The night by the numbers
- 8,853,239- Chartbeat's record aggregate number of concurrents yesterday
- 21- Chartteam members at the office late last night for support and shenanigans
- 23.5%- Increase in Chartbeat aggregate concurrents for Election Day coverage over our previous record max concurrents for Sandy coverage
- 50/50- Number of state electoral results Nate Silver correctly predicted
- 200,000- Requests/second for Chartbeat beacon traffic
- 30- Election Night survival goody bags passed out to some hardworking clients
- 2- Canine guests at our Election Day party
While we could talk for hours about how many clients saw amazing traffic last night or about how shiny Joe Biden’s teeth are, the Chartteam is pretty excited about how many people turned to online media for answers about yesterday’s election coverage. Despite the reigning popularity of TV coverage, it’s awesome that online news sources are really getting in the game with engaging features, quality content, and rapid reactions to electoral developments.
Predictable? Yes and no.
We discussed prediction
Nate Silver's magic map
earlier this week, and a day after the election, predictions–correct or otherwise
–are certainly seen in a different light. Today few people are getting more attention than Nate Silver of The New York Times
's FiveThirtyEight Blog
, who accurately predicted every state’s electoral outcome in this election. Interestingly enough, Silver’s awesome projections don’t really say much about the validity of predictions, but rather, Silver’s state-by-state forecast demonstrates successful statistical modeling (confession: the Chartteam <3 statistical models).
Red or blue, it’s indisputable that data had a huge role in this election. The interactive online maps you played with, the fancy touchscreens CNN whipped out last night, the projections presented by election analysts–they shared a common origin of data– and this election showed that online media is striving to make data more and more accessible to people.

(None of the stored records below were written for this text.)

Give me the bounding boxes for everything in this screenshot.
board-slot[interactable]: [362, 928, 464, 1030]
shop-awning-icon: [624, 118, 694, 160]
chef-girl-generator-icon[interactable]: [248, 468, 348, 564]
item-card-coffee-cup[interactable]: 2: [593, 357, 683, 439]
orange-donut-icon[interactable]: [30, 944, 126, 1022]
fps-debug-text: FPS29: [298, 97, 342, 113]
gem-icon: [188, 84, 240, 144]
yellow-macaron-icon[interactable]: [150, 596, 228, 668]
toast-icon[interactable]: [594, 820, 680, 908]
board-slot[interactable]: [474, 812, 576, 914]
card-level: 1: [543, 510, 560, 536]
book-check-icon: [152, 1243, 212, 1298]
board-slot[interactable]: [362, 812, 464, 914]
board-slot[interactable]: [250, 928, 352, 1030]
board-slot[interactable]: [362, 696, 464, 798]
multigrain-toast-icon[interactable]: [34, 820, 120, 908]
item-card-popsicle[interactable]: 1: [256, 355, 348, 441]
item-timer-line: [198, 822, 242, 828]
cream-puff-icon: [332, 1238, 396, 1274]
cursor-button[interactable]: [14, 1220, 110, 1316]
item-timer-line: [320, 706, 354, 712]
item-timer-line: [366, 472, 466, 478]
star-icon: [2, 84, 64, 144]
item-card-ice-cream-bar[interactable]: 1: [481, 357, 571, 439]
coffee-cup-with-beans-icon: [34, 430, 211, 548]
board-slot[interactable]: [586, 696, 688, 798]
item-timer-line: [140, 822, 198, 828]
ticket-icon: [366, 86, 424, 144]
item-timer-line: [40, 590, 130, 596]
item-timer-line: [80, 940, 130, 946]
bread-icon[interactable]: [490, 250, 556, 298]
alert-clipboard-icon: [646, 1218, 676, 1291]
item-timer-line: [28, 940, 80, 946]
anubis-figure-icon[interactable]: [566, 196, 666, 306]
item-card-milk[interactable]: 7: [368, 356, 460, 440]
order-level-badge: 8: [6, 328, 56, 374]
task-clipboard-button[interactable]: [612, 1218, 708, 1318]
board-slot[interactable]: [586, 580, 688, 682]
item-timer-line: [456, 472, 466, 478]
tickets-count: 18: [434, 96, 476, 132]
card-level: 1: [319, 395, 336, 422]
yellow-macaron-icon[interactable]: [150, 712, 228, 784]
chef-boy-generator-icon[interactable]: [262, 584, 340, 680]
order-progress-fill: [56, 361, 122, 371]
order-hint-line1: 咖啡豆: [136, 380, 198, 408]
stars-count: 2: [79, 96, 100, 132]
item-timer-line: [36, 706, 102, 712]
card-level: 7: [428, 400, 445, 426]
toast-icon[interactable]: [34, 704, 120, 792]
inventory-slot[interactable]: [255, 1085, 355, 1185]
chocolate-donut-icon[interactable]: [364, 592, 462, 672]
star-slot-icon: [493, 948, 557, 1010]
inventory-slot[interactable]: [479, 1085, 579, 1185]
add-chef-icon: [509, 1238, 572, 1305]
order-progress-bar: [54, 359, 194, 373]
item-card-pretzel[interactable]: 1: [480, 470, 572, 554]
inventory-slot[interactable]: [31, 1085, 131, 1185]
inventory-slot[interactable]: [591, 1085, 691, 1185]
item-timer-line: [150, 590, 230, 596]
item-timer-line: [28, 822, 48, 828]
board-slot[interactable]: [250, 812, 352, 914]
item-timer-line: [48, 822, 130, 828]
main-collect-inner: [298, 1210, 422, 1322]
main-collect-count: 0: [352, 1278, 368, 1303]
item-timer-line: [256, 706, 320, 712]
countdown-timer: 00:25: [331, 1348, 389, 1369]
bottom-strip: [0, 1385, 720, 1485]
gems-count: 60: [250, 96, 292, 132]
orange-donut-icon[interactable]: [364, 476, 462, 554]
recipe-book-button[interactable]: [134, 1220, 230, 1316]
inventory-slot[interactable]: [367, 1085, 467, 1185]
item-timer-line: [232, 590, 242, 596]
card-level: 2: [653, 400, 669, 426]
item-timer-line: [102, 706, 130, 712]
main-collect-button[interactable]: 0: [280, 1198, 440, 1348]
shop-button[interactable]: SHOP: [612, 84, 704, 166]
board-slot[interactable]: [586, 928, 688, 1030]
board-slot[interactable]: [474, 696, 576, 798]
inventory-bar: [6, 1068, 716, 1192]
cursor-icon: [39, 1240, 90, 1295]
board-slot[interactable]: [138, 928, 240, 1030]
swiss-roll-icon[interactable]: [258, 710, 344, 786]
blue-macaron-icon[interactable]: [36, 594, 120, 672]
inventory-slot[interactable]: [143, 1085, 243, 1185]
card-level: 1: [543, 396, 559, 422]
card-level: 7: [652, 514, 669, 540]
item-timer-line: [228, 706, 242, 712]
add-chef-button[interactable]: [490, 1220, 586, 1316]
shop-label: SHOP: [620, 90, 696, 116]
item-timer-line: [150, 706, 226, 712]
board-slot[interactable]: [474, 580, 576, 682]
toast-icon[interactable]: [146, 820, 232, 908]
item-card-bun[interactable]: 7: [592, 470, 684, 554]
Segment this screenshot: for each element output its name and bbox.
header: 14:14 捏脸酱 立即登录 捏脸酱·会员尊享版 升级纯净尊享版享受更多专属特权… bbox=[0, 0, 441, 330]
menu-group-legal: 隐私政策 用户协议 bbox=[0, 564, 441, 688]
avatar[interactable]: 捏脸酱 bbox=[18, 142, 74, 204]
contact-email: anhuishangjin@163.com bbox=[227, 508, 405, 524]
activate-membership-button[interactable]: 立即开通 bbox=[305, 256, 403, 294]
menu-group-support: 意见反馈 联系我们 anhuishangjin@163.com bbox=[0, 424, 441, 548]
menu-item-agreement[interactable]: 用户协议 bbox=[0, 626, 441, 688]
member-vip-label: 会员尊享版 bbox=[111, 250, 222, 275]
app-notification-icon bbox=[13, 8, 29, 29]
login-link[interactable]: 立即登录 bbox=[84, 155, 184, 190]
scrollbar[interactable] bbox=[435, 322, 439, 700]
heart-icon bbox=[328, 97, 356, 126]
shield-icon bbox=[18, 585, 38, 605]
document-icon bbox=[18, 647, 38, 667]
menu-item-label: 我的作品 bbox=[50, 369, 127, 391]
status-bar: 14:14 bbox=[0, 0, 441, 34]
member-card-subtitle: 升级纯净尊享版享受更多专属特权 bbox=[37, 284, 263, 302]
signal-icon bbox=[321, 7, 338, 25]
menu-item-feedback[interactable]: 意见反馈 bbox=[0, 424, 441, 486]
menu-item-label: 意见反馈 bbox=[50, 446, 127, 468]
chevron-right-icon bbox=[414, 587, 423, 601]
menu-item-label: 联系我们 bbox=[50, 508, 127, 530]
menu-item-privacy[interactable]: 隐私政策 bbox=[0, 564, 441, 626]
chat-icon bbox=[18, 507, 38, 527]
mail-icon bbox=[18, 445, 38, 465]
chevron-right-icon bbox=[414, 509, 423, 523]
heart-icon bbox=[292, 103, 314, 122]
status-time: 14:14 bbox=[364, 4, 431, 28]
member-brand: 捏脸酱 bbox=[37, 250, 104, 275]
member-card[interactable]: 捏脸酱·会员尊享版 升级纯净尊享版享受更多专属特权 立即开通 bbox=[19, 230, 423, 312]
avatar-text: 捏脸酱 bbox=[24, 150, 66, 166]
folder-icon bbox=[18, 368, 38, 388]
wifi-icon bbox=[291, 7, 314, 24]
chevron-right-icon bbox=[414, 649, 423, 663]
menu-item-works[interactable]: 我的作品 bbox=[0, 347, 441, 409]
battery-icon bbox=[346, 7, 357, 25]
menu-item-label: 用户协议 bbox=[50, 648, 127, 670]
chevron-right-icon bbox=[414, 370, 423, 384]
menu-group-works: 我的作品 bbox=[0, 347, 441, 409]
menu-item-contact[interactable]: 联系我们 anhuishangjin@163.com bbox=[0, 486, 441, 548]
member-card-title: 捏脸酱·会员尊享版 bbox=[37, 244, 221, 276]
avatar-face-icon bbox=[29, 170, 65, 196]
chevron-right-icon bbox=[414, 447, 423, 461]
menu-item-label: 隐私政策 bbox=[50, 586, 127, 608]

But did it beat Sandy's breaking news?
And people were hungry for data–well, and hungry for election information in general. How hungry? Chew on this: Chartbeat had a record aggregate total of over 8.5 million concurrent visits yesterday. That’s 1.5 MILLION more concurrents than the Sandy-related peak traffic we experienced
last week. Pretty nuts, right?
There’s probably a ton to learn from such an epic day of traffic and engagement, and hopefully we’ll be sharing these insights with you once we’ve worked our way through all this data. For now, high fives to all our clients who worked long and hard yesterday to keep us up-to-date about election results.
We're big fans of Election Day parties. And cupcakes.